OK, I just finished reading 文脈化教会の形成, the Japanese translation of Mitsuo Fukuda’s PhD Thesis “Developing a contextualized church as a bridge to Christianity in Japan”. It’s much easier to get hold of the Japanese translation, which is published as a book by Harvest Time Ministries, than the original thesis, which is unpublished and so you have to order at great expense from UMI.
At one point I was planning to translate the whole thing, but it’s a lot of work, my experience with “Mentoring Like Barnabas” have taught me that it’s a pain to drum up interest in making these translations widely available, there are only a very small number of people who’d be interested, and frankly, if you want to understand Japanese culture, you’re probably better off being able to read Japanese anyway. But I will give you the Conclusions section:
- The Japanese church needs to provide recipient-oriented answers drawn from Biblical teaching to the questions of people coming from a Japanese worldview.

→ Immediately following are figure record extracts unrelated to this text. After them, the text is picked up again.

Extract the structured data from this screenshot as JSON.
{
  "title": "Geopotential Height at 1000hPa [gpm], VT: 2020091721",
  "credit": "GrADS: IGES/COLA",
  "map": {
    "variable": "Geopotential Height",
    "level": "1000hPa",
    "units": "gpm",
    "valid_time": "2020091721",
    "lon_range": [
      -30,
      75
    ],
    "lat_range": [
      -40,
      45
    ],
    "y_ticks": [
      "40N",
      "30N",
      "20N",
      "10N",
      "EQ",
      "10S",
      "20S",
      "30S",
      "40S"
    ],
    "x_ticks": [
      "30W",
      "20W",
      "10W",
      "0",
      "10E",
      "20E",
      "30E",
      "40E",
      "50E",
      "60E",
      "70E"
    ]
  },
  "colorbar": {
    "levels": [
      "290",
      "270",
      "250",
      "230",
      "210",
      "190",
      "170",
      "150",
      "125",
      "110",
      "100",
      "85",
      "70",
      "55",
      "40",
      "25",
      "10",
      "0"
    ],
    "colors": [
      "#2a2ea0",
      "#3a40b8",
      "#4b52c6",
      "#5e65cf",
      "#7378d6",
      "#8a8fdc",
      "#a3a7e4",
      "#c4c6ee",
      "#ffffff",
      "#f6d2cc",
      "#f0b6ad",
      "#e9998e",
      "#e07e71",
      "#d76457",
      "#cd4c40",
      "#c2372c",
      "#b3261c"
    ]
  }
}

- The felt needs of Japanese with a supernaturalist tendency need to be dealt with within the contextualized church. The church can be seen as being made up of people who have been given authority who can access God’s supernatural power. Thus it becomes a window into the world of the spirits where Japanese people can meet with Jesus who fills the cosmos. Additionally it is a battleground where evil influences are rebuked in the name of Jesus.
- The needs arising from a group tendency need to be dealt with within the contextualized church. The church is a living community where people receive a renewed self-understanding, and it can be depicted as a family corporation unified by the call to mission.
- The church needs to share the Gospel by combining power encounters with truth encounters and faithfulness encounters. It can achieve this by using small group dynamics and mentoring systems, as well as contextualized rituals.
- The purpose of these strategies is to show that, as Jesus is greater than all gods and Boddhishatvas, Japanese can devote themselves faithfully to him.
There’s a great section in one of the chapters on models of contextualised churches where he explains how mentoring, small groups and public worship all knit together to bring people more and more into the church. It felt a little bit mechanistic for me, putting individuals onto an ecclesiastical assembly line, but it’s again a way of providing vehicles for involvement which are often sadly lacking in Japanese churches at the moment.
It’s also interesting to compare the theory, as described in the book, with the practice - what actually happens in Fukuda’s house church groups. Some things are clearly still there, others have gone by the wayside. I aim to make that comparison in a future post.